I’m sorry if I missed the answer to this elsewhere…
Upon installation, Focal has snapd installed as both a deb and a snap. The snap cannot be removed.
After upgrading Bionic to Focal, the snapd deb is upgraded but the snapd snap is not installed.
What’s the purpose of the snapd snap and should it be installed on an upgraded system?
Edited to add: I don’t have a Reply button in this thread for some reason so I’m editing this post.
I see a snapd snap on the following installations of Focal Server:
- Physical system installed with Subiquity
- LXD container from the ubuntu: remote
- VPS on Google Compute Engine
- VPS on Oracle Cloud
I don’t see a snapd snap on:
- Physical system upgraded from Bionic originally installed with the Legacy installer
- VPS on Amazon EC2
Edited again to add:
In case it’s relevant the Bionic system already had core18 installed before the upgrade to Focal.
Edited once again to add:
Thanks for following up with the explanation. It sounds like it would be good practice for administrators to add the snapd snap to upgraded systems that don’t have it.
The deb is the primary delivery mechanism for snapd. On a normal server or desktop install I would not expect the snapd snap installed. What install media did you use?
Thanks for the updated message.
In my reply, I forgot how Focal started pre-seeding snaps that were core18 based. Previously snaps would depend on the core snap, which had snapd inside. With core18, snapd is broken out.

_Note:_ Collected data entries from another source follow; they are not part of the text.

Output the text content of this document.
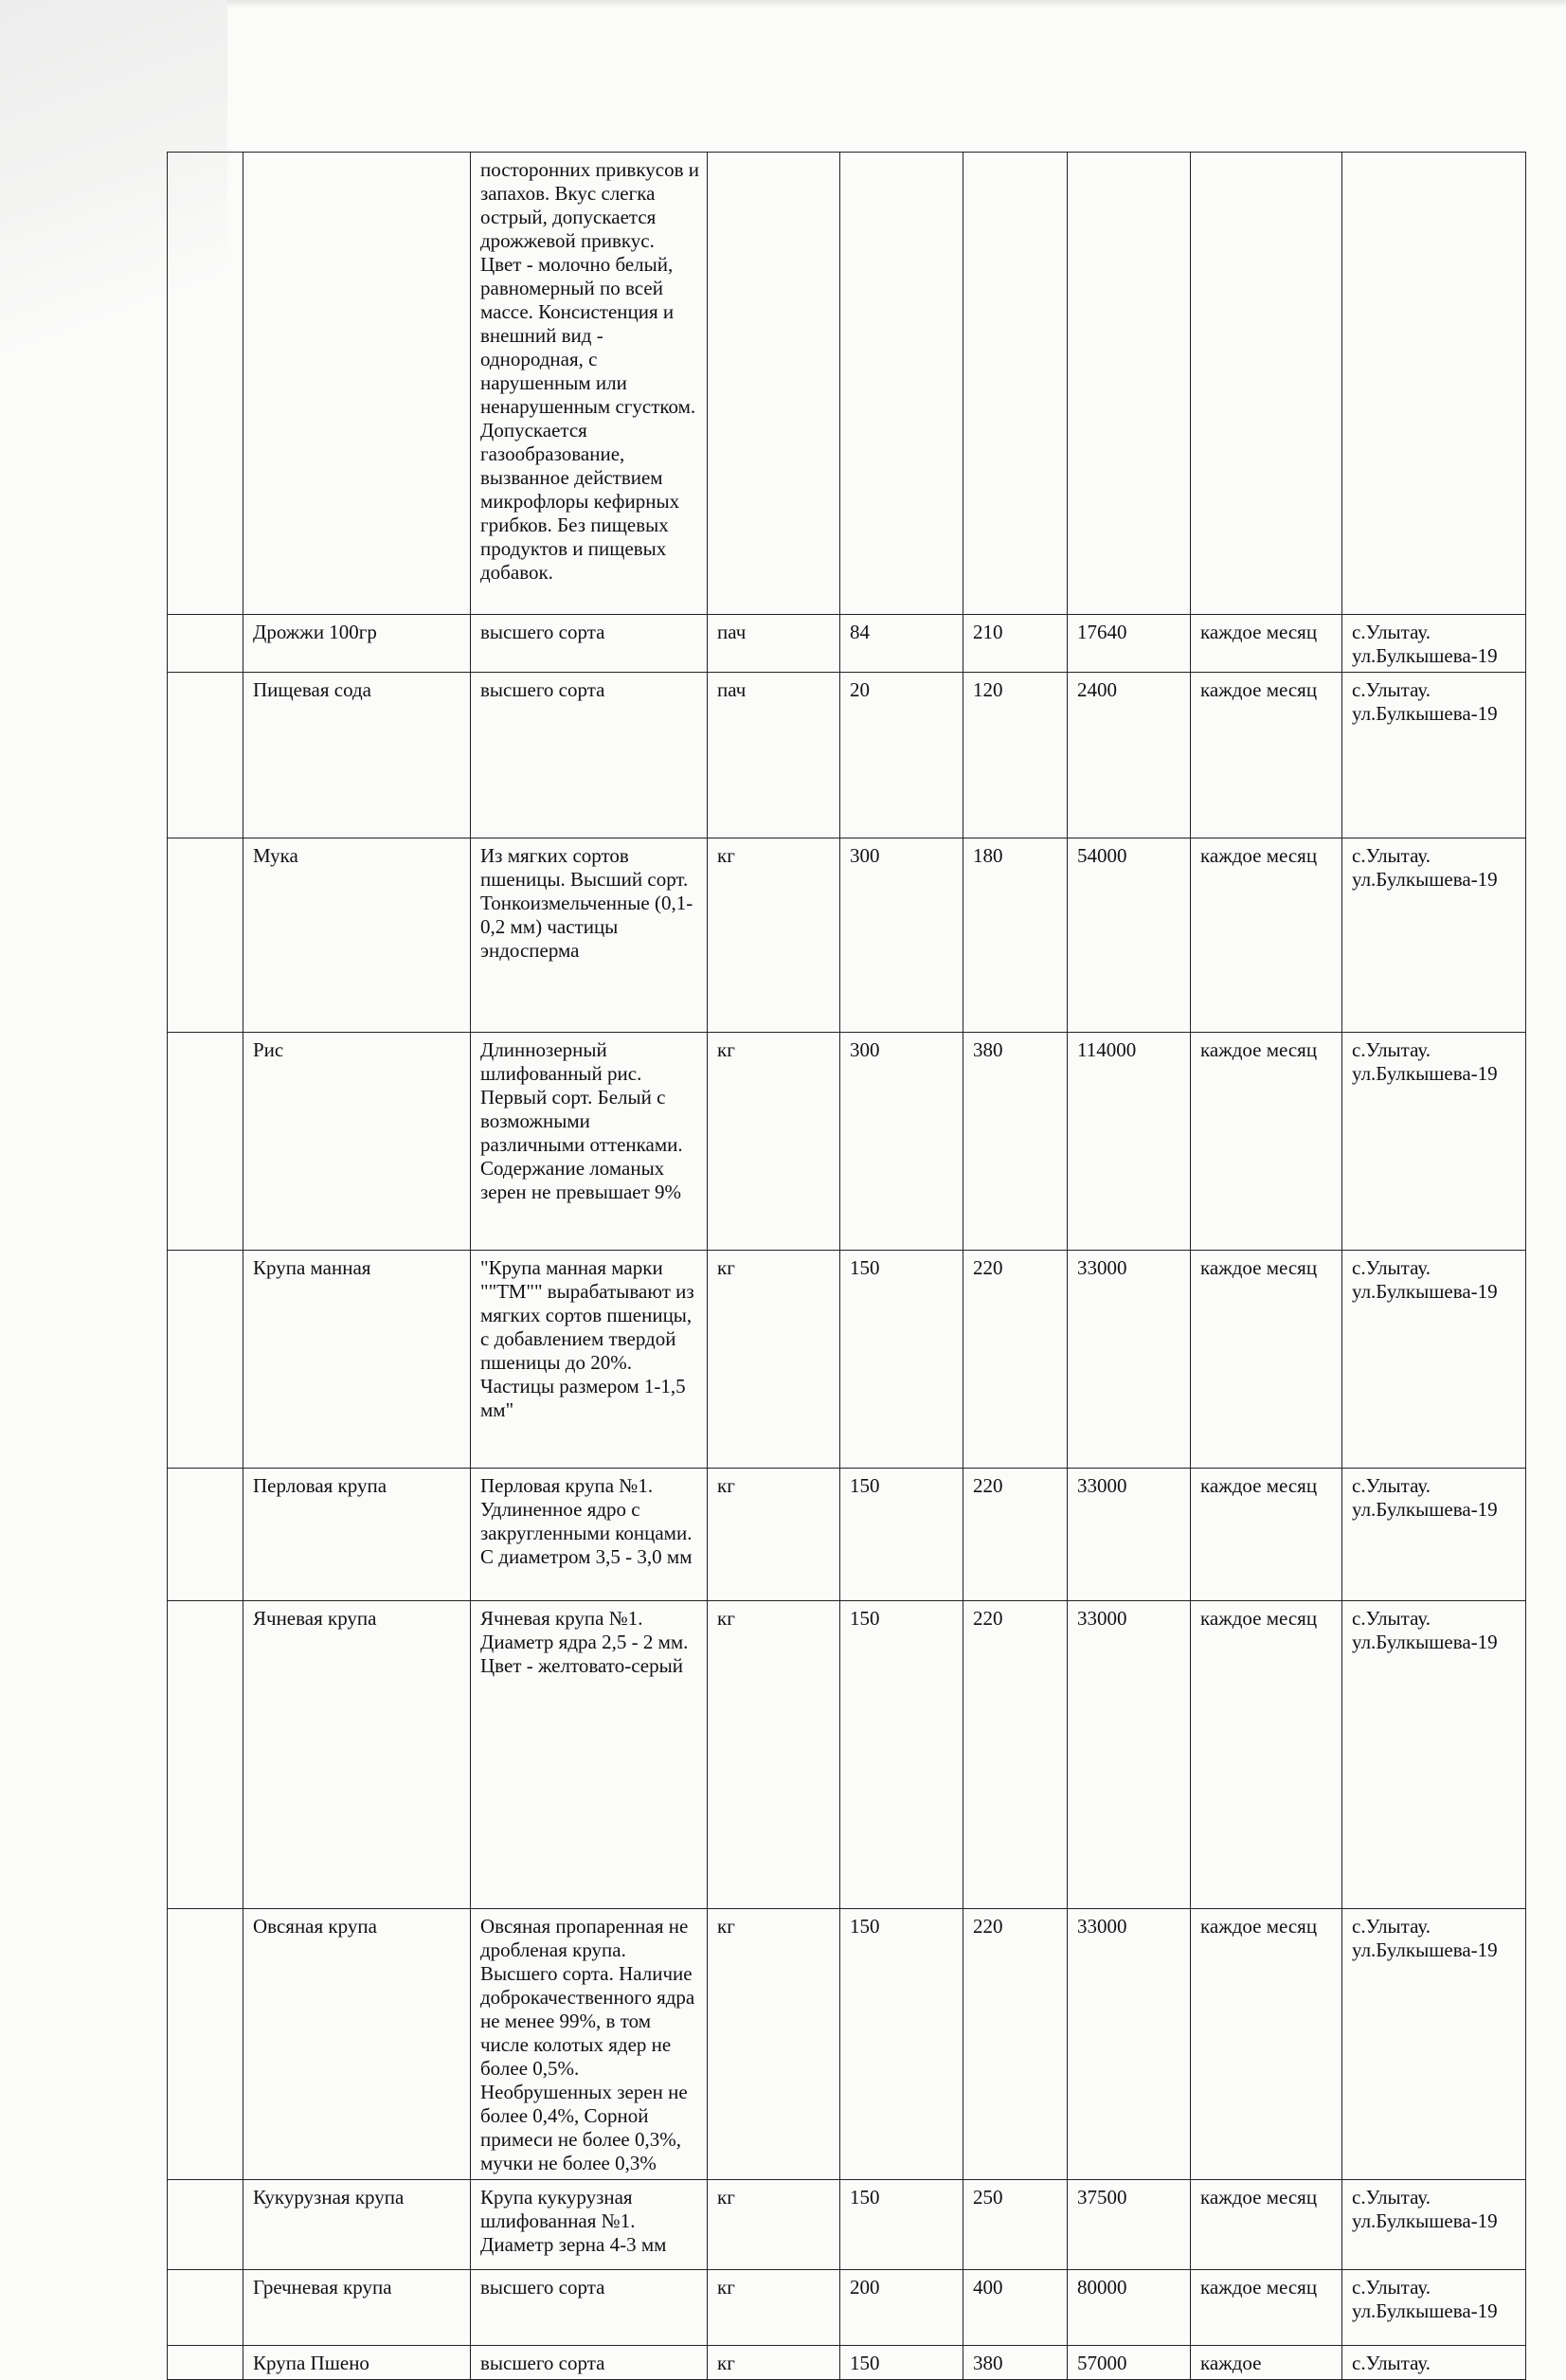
		посторонних привкусов и запахов. Вкус слегка острый, допускается дрожжевой привкус. Цвет - молочно белый, равномерный по всей массе. Консистенция и внешний вид - однородная, с нарушенным или ненарушенным сгустком. Допускается газообразование, вызванное действием микрофлоры кефирных грибков. Без пищевых продуктов и пищевых добавок.						
	Дрожжи 100гр	высшего сорта	пач	84	210	17640	каждое месяц	с.Улытау. ул.Булкышева-19
	Пищевая сода	высшего сорта	пач	20	120	2400	каждое месяц	с.Улытау. ул.Булкышева-19
	Мука	Из мягких сортов пшеницы. Высший сорт. Тонкоизмельченные (0,1-0,2 мм) частицы эндосперма	кг	300	180	54000	каждое месяц	с.Улытау. ул.Булкышева-19
	Рис	Длиннозерный шлифованный рис. Первый сорт. Белый с возможными различными оттенками. Содержание ломаных зерен не превышает 9%	кг	300	380	114000	каждое месяц	с.Улытау. ул.Булкышева-19
	Крупа манная	"Крупа манная марки ""ТМ"" вырабатывают из мягких сортов пшеницы, с добавлением твердой пшеницы до 20%. Частицы размером 1-1,5 мм"	кг	150	220	33000	каждое месяц	с.Улытау. ул.Булкышева-19
	Перловая крупа	Перловая крупа №1. Удлиненное ядро с закругленными концами. С диаметром 3,5 - 3,0 мм	кг	150	220	33000	каждое месяц	с.Улытау. ул.Булкышева-19
	Ячневая крупа	Ячневая крупа №1. Диаметр ядра 2,5 - 2 мм. Цвет - желтовато-серый	кг	150	220	33000	каждое месяц	с.Улытау. ул.Булкышева-19
	Овсяная крупа	Овсяная пропаренная не дробленая крупа. Высшего сорта. Наличие доброкачественного ядра не менее 99%, в том числе колотых ядер не более 0,5%. Необрушенных зерен не более 0,4%, Сорной примеси не более 0,3%, мучки не более 0,3%	кг	150	220	33000	каждое месяц	с.Улытау. ул.Булкышева-19
	Кукурузная крупа	Крупа кукурузная шлифованная №1. Диаметр зерна 4-3 мм	кг	150	250	37500	каждое месяц	с.Улытау. ул.Булкышева-19
	Гречневая крупа	высшего сорта	кг	200	400	80000	каждое месяц	с.Улытау. ул.Булкышева-19
	Крупа Пшено	высшего сорта	кг	150	380	57000	каждое	с.Улытау.
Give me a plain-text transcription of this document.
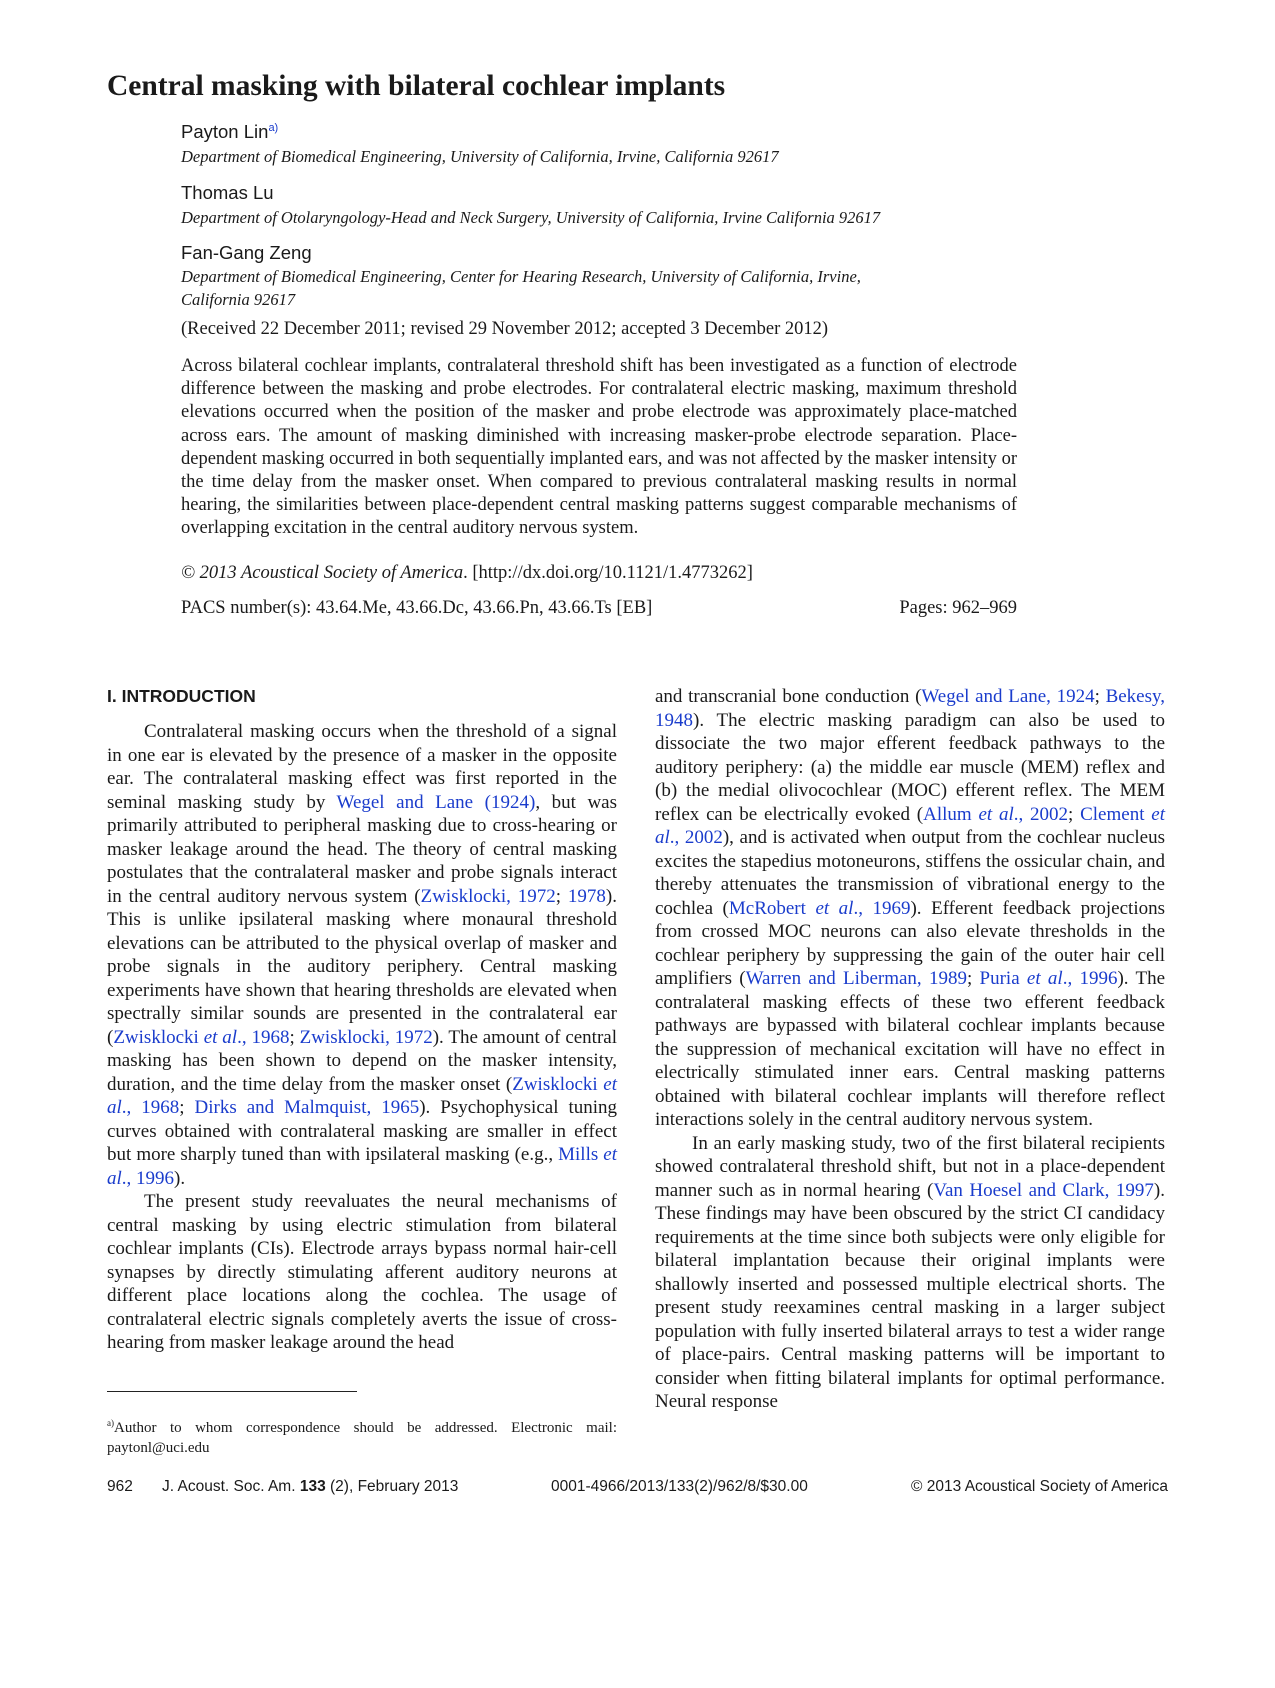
Central masking with bilateral cochlear implants
Payton Lin$^{a)}$
Department of Biomedical Engineering, University of California, Irvine, California 92617
Thomas Lu
Department of Otolaryngology-Head and Neck Surgery, University of California, Irvine California 92617
Fan-Gang Zeng
Department of Biomedical Engineering, Center for Hearing Research, University of California, Irvine, California 92617
(Received 22 December 2011; revised 29 November 2012; accepted 3 December 2012)
Across bilateral cochlear implants, contralateral threshold shift has been investigated as a function of electrode difference between the masking and probe electrodes. For contralateral electric masking, maximum threshold elevations occurred when the position of the masker and probe electrode was approximately place-matched across ears. The amount of masking diminished with increasing masker-probe electrode separation. Place-dependent masking occurred in both sequentially implanted ears, and was not affected by the masker intensity or the time delay from the masker onset. When compared to previous contralateral masking results in normal hearing, the similarities between place-dependent central masking patterns suggest comparable mechanisms of overlapping excitation in the central auditory nervous system.
© 2013 Acoustical Society of America. [http://dx.doi.org/10.1121/1.4773262]
PACS number(s): 43.64.Me, 43.66.Dc, 43.66.Pn, 43.66.Ts [EB]	Pages: 962–969
I. INTRODUCTION

Contralateral masking occurs when the threshold of a signal in one ear is elevated by the presence of a masker in the opposite ear. The contralateral masking effect was first reported in the seminal masking study by Wegel and Lane (1924), but was primarily attributed to peripheral masking due to cross-hearing or masker leakage around the head. The theory of central masking postulates that the contralateral masker and probe signals interact in the central auditory nervous system (Zwisklocki, 1972; 1978). This is unlike ipsilateral masking where monaural threshold elevations can be attributed to the physical overlap of masker and probe signals in the auditory periphery. Central masking experiments have shown that hearing thresholds are elevated when spectrally similar sounds are presented in the contralateral ear (Zwisklocki et al., 1968; Zwisklocki, 1972). The amount of central masking has been shown to depend on the masker intensity, duration, and the time delay from the masker onset (Zwisklocki et al., 1968; Dirks and Malmquist, 1965). Psychophysical tuning curves obtained with contralateral masking are smaller in effect but more sharply tuned than with ipsilateral masking (e.g., Mills et al., 1996).

The present study reevaluates the neural mechanisms of central masking by using electric stimulation from bilateral cochlear implants (CIs). Electrode arrays bypass normal hair-cell synapses by directly stimulating afferent auditory neurons at different place locations along the cochlea. The usage of contralateral electric signals completely averts the issue of cross-hearing from masker leakage around the head

and transcranial bone conduction (Wegel and Lane, 1924; Bekesy, 1948). The electric masking paradigm can also be used to dissociate the two major efferent feedback pathways to the auditory periphery: (a) the middle ear muscle (MEM) reflex and (b) the medial olivocochlear (MOC) efferent reflex. The MEM reflex can be electrically evoked (Allum et al., 2002; Clement et al., 2002), and is activated when output from the cochlear nucleus excites the stapedius motoneurons, stiffens the ossicular chain, and thereby attenuates the transmission of vibrational energy to the cochlea (McRobert et al., 1969). Efferent feedback projections from crossed MOC neurons can also elevate thresholds in the cochlear periphery by suppressing the gain of the outer hair cell amplifiers (Warren and Liberman, 1989; Puria et al., 1996). The contralateral masking effects of these two efferent feedback pathways are bypassed with bilateral cochlear implants because the suppression of mechanical excitation will have no effect in electrically stimulated inner ears. Central masking patterns obtained with bilateral cochlear implants will therefore reflect interactions solely in the central auditory nervous system.

In an early masking study, two of the first bilateral recipients showed contralateral threshold shift, but not in a place-dependent manner such as in normal hearing (Van Hoesel and Clark, 1997). These findings may have been obscured by the strict CI candidacy requirements at the time since both subjects were only eligible for bilateral implantation because their original implants were shallowly inserted and possessed multiple electrical shorts. The present study reexamines central masking in a larger subject population with fully inserted bilateral arrays to test a wider range of place-pairs. Central masking patterns will be important to consider when fitting bilateral implants for optimal performance. Neural response

$^{a)}$Author to whom correspondence should be addressed. Electronic mail: paytonl@uci.edu
962 J. Acoust. Soc. Am. 133 (2), February 2013	0001-4966/2013/133(2)/962/8/$30.00	© 2013 Acoustical Society of America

I have an open question out about whether the snapd package would still be needed in this case.
The following is from @ijohnson, I appreciate him reaching out to clarify the situation:
The root reason for this behavior is that snapd the daemon re-executes itself to use the newest available version of itself, whether that is snapd from the debian package, snapd from the core snap, or snapd from the snapd snap. As such, you will always have the snapd debian package installed, but you will also have snapd the daemon provided from either the core snap or the snapd snap, depending on which is installed first.
We (snapd team) are in the process of slowly transitioning from folks getting snapd the daemon from the core snap to folks getting snapd the daemon from the snapd snap as that enables us to deliver a better experience more quickly and reduces some problems with ubuntu core reboots that probably aren’t relevant to your use case. As such, in most new installs of bionic and all new installs of focal, the snapd snap is seeded into the system and since that is the source of snapd, the snapd snap cannot be removed unless snapd is entirely removed from the system via
apt remove --purge snapd.
What is happening in the bionic case is that you have a clean install of bionic which does not seed the snapd snap, and instead seeds the core snap, and when the upgrade is performed the snapd upgrade logic will not add the snapd snap automatically to a system that already has the core snap, so your system keeps the core snap it had from bionic instead.
Hopefully this helps clarify things for you and why you see the different sources of snapd showing up in different circumstances.